Age as of September 1st 2011: 31

Free Agent Status: Unrestricted

Key Stat: Threw away 12 balls in limited action as opposed to the seven Donovan McNabb did.

Behind The Numbers: Seems such a long time ago that Rex Grossman (and his many nicknames) stood as a favorite topic of many general NFL conversations. Then one breakdown in a QB/head coach relationship, and all of a sudden Rex was back in the spotlight when most fans weren’t even sure what team he was on. And he didn’t do too badly. Staying away from forcing throws and playing in a more conservative manner, Rex was more game manager than game winner, but you wonder if he can keep that discipline about his game over a whole season.

  • dpowers120

    Does Vince Young not qualify as a free agent yet?

    • Nathan Jahnke

      Nope, even though the Titans have stated Young will not be back on the team, he is still under contract and hasn’t been released.

  • UncleScurvy

    If Kyle Orton is released, does he leap to the top of the list? And where would McNabb stand?

    • Nathan Jahnke

      If Kyle Orton was released, I would put him at #1. However I believe he will stay in Denver. McNabb would probably be somewhere in the middle maybe. He really didn’t look good in Washington.

  • yaopau

    For the future position rankings, maybe list the guys by value instead of current ability? None of these guys listed are starting caliber QBs. Hasselbeck looked good against the Bears, but he’s 35 and has had a rating of about 70 over the past three years. Whatever flashes he showed were in a pan three years ago, heyo!

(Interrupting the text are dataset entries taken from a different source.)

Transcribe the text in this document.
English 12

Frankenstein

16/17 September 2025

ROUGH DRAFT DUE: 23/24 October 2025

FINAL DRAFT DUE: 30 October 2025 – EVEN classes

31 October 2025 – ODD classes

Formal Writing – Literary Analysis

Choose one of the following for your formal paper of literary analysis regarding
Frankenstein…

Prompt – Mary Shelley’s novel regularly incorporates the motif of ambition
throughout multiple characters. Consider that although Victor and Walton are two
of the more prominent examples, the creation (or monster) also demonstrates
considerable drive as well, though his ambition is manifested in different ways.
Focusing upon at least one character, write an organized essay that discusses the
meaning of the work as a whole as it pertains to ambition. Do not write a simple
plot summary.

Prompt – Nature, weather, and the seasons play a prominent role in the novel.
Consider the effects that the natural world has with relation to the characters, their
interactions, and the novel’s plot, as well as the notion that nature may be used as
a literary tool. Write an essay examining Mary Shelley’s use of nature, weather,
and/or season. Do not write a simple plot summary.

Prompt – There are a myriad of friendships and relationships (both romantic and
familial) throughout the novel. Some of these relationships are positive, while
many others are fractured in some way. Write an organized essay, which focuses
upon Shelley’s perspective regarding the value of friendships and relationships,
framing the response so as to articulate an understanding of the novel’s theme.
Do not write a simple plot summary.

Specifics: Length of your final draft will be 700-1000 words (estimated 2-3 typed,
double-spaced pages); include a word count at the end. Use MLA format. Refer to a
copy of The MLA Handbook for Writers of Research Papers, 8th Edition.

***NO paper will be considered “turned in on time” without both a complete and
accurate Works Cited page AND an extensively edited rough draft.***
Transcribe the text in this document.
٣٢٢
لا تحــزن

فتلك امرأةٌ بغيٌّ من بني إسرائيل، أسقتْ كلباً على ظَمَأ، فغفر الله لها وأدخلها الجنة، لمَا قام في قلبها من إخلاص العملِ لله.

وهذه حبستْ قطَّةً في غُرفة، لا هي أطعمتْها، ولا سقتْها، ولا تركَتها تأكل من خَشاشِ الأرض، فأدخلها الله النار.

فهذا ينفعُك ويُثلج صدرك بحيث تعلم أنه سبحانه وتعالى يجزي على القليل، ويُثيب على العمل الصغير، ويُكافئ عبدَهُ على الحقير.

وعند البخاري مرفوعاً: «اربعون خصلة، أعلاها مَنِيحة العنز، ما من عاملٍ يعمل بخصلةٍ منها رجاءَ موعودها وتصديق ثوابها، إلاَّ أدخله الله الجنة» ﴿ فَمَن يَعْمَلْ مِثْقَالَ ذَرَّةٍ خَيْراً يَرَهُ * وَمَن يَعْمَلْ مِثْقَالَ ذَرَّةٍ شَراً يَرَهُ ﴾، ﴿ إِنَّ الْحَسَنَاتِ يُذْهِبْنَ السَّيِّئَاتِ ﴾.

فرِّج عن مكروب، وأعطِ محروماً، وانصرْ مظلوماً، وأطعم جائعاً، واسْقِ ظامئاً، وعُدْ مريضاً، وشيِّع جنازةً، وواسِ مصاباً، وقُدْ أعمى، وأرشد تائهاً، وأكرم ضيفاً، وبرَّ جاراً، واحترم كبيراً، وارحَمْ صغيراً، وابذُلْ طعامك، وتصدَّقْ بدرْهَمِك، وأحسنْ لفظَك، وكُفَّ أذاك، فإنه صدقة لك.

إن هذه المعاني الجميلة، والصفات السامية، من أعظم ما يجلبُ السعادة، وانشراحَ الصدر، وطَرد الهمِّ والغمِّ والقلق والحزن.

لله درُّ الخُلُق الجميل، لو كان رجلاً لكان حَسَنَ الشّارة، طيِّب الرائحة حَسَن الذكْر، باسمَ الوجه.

    There are some intriguing guys on the free agent list though: I’d put Alex Smith, Tyler Thigpen, Matt Leinart, Dennis Dixon, Drew Stanton, Caleb Hanie over anybody on this list for intrigue alone.

  • Nathan Jahnke

    While I could see an argument for Alex Smith and Tyler Thigpen, I can’t see one for the others. Matt Leinart has had a negative rating in 2008 and 2009(didn’t play in 2010). Dennis Dixon only has three starts in the past three years, and he had a negative rating in each. Drew Stanton has a negative rating over his games in the past two years. Caleb Hanie looked good in comparison to the other QB’s against the Packers, but still was only average in his time.

    While those players are younger than the players we listed have shown at some point recently that they are capable of being an alright starter. I don’t think any of them are long term solutions, but we haven’t seen anything to show that those younger guys have what it takes ether. Yes the sample sizes have been small, but the guys we listed at least in my opinion are safer bets.

    I also think at most of the other positions there will be less of an issue with this. At most positions, there are a number of players who are proven starters in the league. The quarterback class this year is just not very good.